İşsizler ordusunun bini aştığı Carbonia’da Özgür Çobanlar, Zanaatkarlar, İşçiler ve Tüccarlar Hareketi’nin çatısı altında bir araya gelen yöre halkı, Anno Zero’daki canlı yayında 12 Mayıs’ta adanın başkenti Cagliari'de düzenlenecek genel grevde hem Berlusconi hükümetini hem de muhalefeti temsil eden Demokrat Parti’yi protesto edeceklerini duyurmakla kalmadı, “Açız, vergimizi ödeyemiyoruz, devlet gelip topraklarımızı elimizden alarak açık arttırmada satıyor” diye duyuruda bulundu. İtalyanların ‘pecorino sardo’ adıyla andığı koyun peynirini üreten çobanlar ise ürettikleri peynirle yaşamalarının mümkün olmadığını dile getirirken, “Çoluk çocuk aç kaldık” dediler

Anno Zero muhabirinin konuştuğu bir işçi, “Çocuklarımızın kumbaralarını açmak zorunda kaldık” diye dile getirirken çaresizliğini, Carbonia’daki küçük bir süpermarketin işletmecisi, sabah marketin önüne yaşlı bir bayanın geldiğini. Ne yapacağını bilemez durumdaki kişiye “Her şey yolunda mı, iyi misiniz?” diye sorduğunu, yaşlı kadının utanarak, “Evde aciz. Tencereye koyacak yemeğimiz yok” dediğini anlattı.

Avrupa’nın en yoksul yerleşim birimi olarak açıklanan Carbonia’daki sefaletin haberine tanıklık ettikten sonra, kömür ocaklarının bolluğu nedeniyle faşist yönetimin ekonomiye vereceği katkıları hesaplayarak kurucusu olduğu bu şehrin öyküsünü sizlerle paylaşmak istedim.

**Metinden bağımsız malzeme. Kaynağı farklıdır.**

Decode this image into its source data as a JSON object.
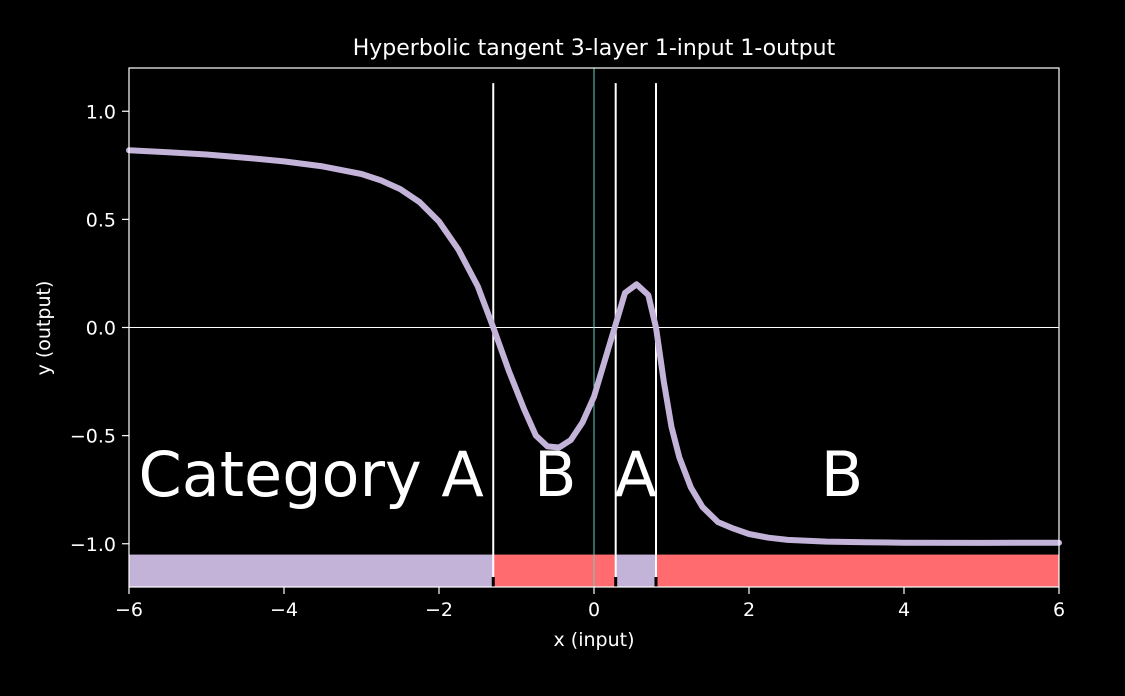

Sardunyalıların Crabonià dediği Carbonia’da bilimci Alberto La Marmora 1834’de Sulcis Iglesiente adıyla tanınan bölgede Cannamenda’da bir kömür madeni buluyor. Bu yeraltı kaynağı 1850’lerde Carbonia’nın ekonomisine can katıyor. 1851’de Ubaldo Millo adlı şahıs Bacu Adis adlı bir başka kömür madenini ortaya çıkarıyor. 1853’te üç madenin işletmesini Tirsi Po adlı şirket üstleniyor. 1860’larda Carbonia’da sayıları onlarla ifade edilen kömür ocakları yüzlere ulaşıyor.

İtalya’da faşist yönetimin iktidarda olduğu 1937’de bugün Carbonia ismiyle tanınan şehir, Serbariu maden ocağının yanı başında 9 haziran günü kuruluyor. Şehrin kömür ocakları dönemin İtalyası’nda iç göçün çekim merkezi olduğundan o yıllarda 12 bin kişinin yaşadığı Carbonia sakinlerinin yüzde 25’ini dışarıdan göçle gelenler meydana getiriyor.

Mussolini'nin düşü, Carbonia’ya bağlı Sulcis’i Çizme’nin Ruhr’u yapmak. Ancak II. Dünya Savaşı patlak verince bölgenin kömür ocakları askerlere hizmet ediyor. Bu dönemde kömür üretimi baş döndürücü bir hızla artsa da ocaklardaki kazalarda yaşamlarını yititiren işçilerin sayısı da tırmanıyor.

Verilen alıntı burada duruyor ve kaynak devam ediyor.